Disaggregation Distillation for Person Search

Published: 2025, Last Modified: 04 Feb 2026IEEE Trans. Multim. 2025EveryoneRevisionsBibTeXCC BY-SA 4.0
Abstract: Person search is a challenging task in computer vision and multimedia understanding, which aims at localizing and identifying target individuals in realistic scenes. State-of-the-art models achieve remarkable success but suffer from overloaded computation and inefficient inference, making them impractical in most real-world applications. A promising approach to tackle this dilemma is to compress person search models with knowledge distillation (KD). Previous KD-based person search methods typically distill the knowledge from the re-identification (re-id) branch, completely overlooking the useful knowledge from the detection branch. In addition, we elucidate that the imbalance between person and background regions in feature maps has a negative impact on the distillation process. To this end, we propose a novel KD-based approach, namely Disaggregation Distillation for Person Search (DDPS), which disaggregates the distillation process and feature maps, respectively.

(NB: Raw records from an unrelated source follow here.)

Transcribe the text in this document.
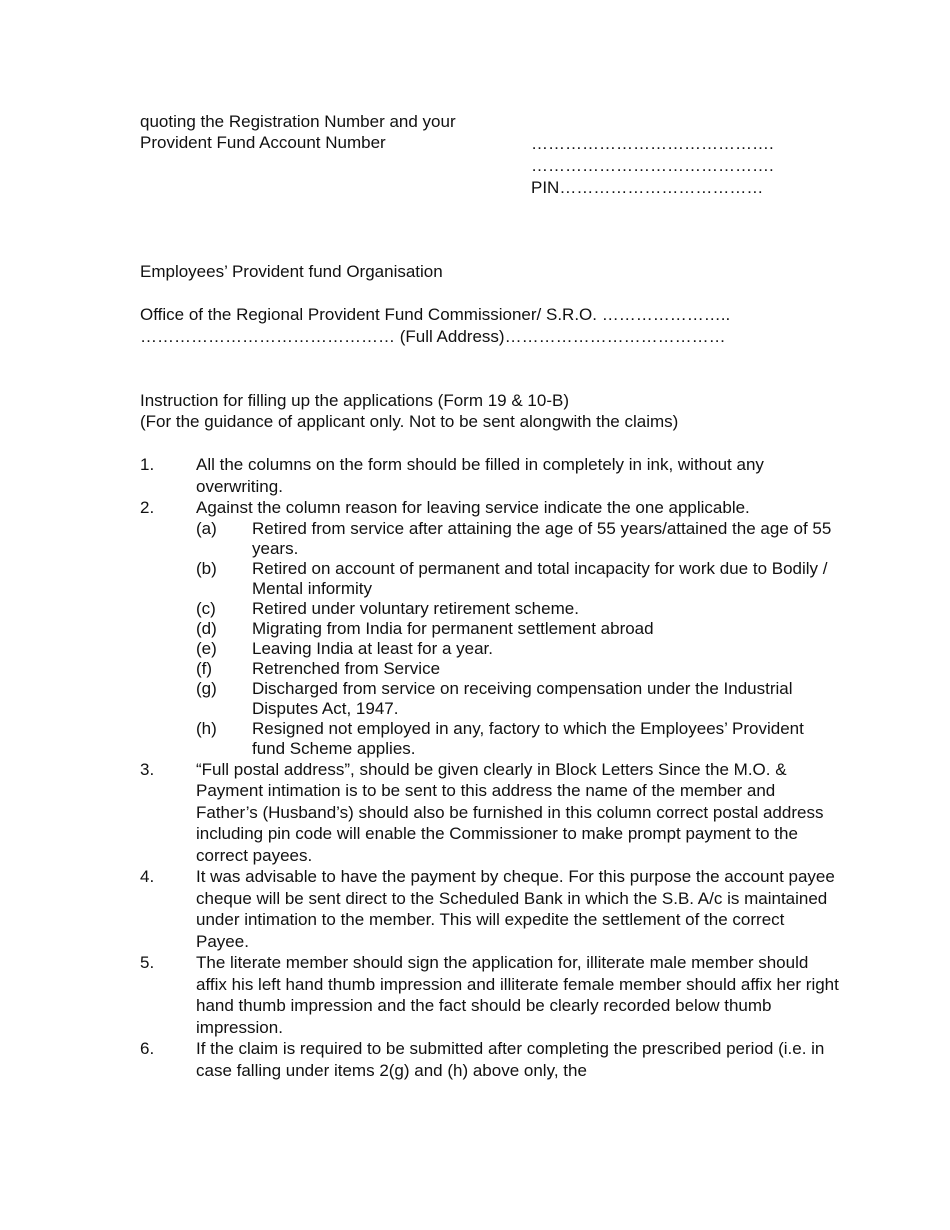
quoting the Registration Number and your
Provident Fund Account Number	…………………………………….
…………………………………….
PIN………………………………
Employees’ Provident fund Organisation
Office of the Regional Provident Fund Commissioner/ S.R.O. …………………..
……………………………………… (Full Address)…………………………………
Instruction for filling up the applications (Form 19 & 10-B)
(For the guidance of applicant only. Not to be sent alongwith the claims)
1. All the columns on the form should be filled in completely in ink, without any overwriting.
2. Against the column reason for leaving service indicate the one applicable.
(a) Retired from service after attaining the age of 55 years/attained the age of 55 years.
(b) Retired on account of permanent and total incapacity for work due to Bodily / Mental informity
(c) Retired under voluntary retirement scheme.
(d) Migrating from India for permanent settlement abroad
(e) Leaving India at least for a year.
(f) Retrenched from Service
(g) Discharged from service on receiving compensation under the Industrial Disputes Act, 1947.
(h) Resigned not employed in any, factory to which the Employees’ Provident fund Scheme applies.
3. “Full postal address”, should be given clearly in Block Letters Since the M.O. & Payment intimation is to be sent to this address the name of the member and Father’s (Husband’s) should also be furnished in this column correct postal address including pin code will enable the Commissioner to make prompt payment to the correct payees.
4. It was advisable to have the payment by cheque. For this purpose the account payee cheque will be sent direct to the Scheduled Bank in which the S.B. A/c is maintained under intimation to the member. This will expedite the settlement of the correct Payee.
5. The literate member should sign the application for, illiterate male member should affix his left hand thumb impression and illiterate female member should affix her right hand thumb impression and the fact should be clearly recorded below thumb impression.
6. If the claim is required to be submitted after completing the prescribed period (i.e. in case falling under items 2(g) and (h) above only, the
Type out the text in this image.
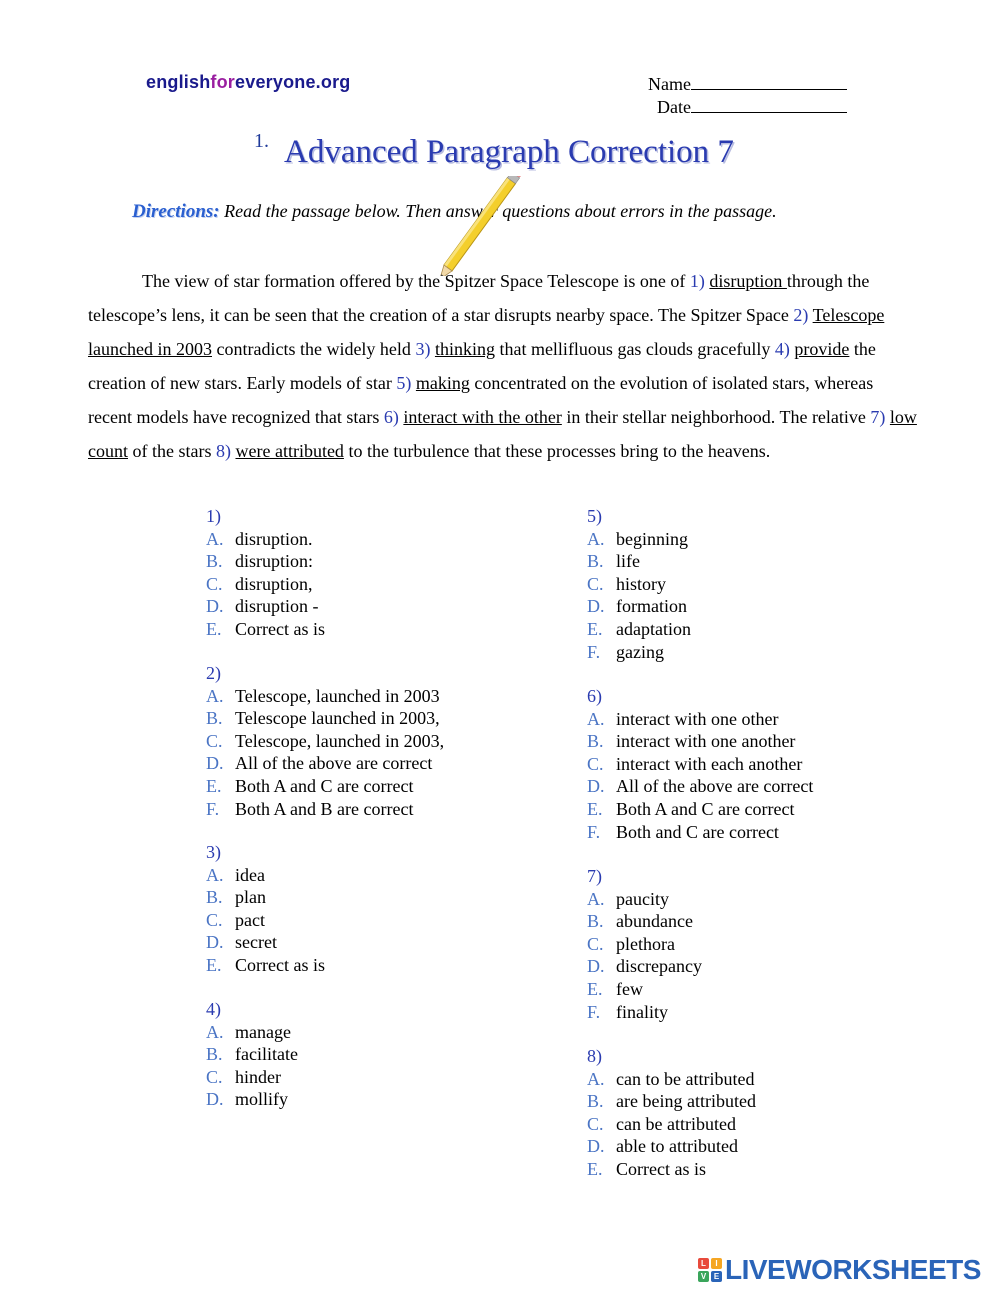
englishforeveryone.org	Name
Date
1. Advanced Paragraph Correction 7
Directions: Read the passage below. Then answer questions about errors in the passage.

The view of star formation offered by the Spitzer Space Telescope is one of 1) disruption through the telescope’s lens, it can be seen that the creation of a star disrupts nearby space. The Spitzer Space 2) Telescope launched in 2003 contradicts the widely held 3) thinking that mellifluous gas clouds gracefully 4) provide the creation of new stars. Early models of star 5) making concentrated on the evolution of isolated stars, whereas recent models have recognized that stars 6) interact with the other in their stellar neighborhood. The relative 7) low count of the stars 8) were attributed to the turbulence that these processes bring to the heavens.

1)
A. disruption.
B. disruption:
C. disruption,
D. disruption -
E. Correct as is
2)
A. Telescope, launched in 2003
B. Telescope launched in 2003,
C. Telescope, launched in 2003,
D. All of the above are correct
E. Both A and C are correct
F. Both A and B are correct
3)
A. idea
B. plan
C. pact
D. secret
E. Correct as is
4)
A. manage
B. facilitate
C. hinder
D. mollify
5)
A. beginning
B. life
C. history
D. formation
E. adaptation
F. gazing
6)
A. interact with one other
B. interact with one another
C. interact with each another
D. All of the above are correct
E. Both A and C are correct
F. Both and C are correct
7)
A. paucity
B. abundance
C. plethora
D. discrepancy
E. few
F. finality
8)
A. can to be attributed
B. are being attributed
C. can be attributed
D. able to attributed
E. Correct as is
L	I
V E LIVEWORKSHEETS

Firstly, the distillation process is disaggregated into two task-oriented sub-processes, i.e., detection distillation and re-id distillation, to help the student learn both accurate localization capability and discriminative person embeddings. Secondly, we disaggregate each feature map into person and background regions, and distill these two regions independently to alleviate the imbalance problem. More concretely, three types of distillation modules, i.e., logit distillation (LD), correlation distillation (CD), and disaggregation feature distillation (DFD), are particularly designed to transfer comprehensive information from the teacher to the student. Note that such a simple yet effective distillation scheme can be readily applied to both homogeneous and heterogeneous teacher-student combinations. We conduct extensive experiments on two person search benchmarks, where the results demonstrate that, surprisingly, our DDPS enables the student model to surpass the performance of the corresponding teacher model, even achieving comparable results with general person search models.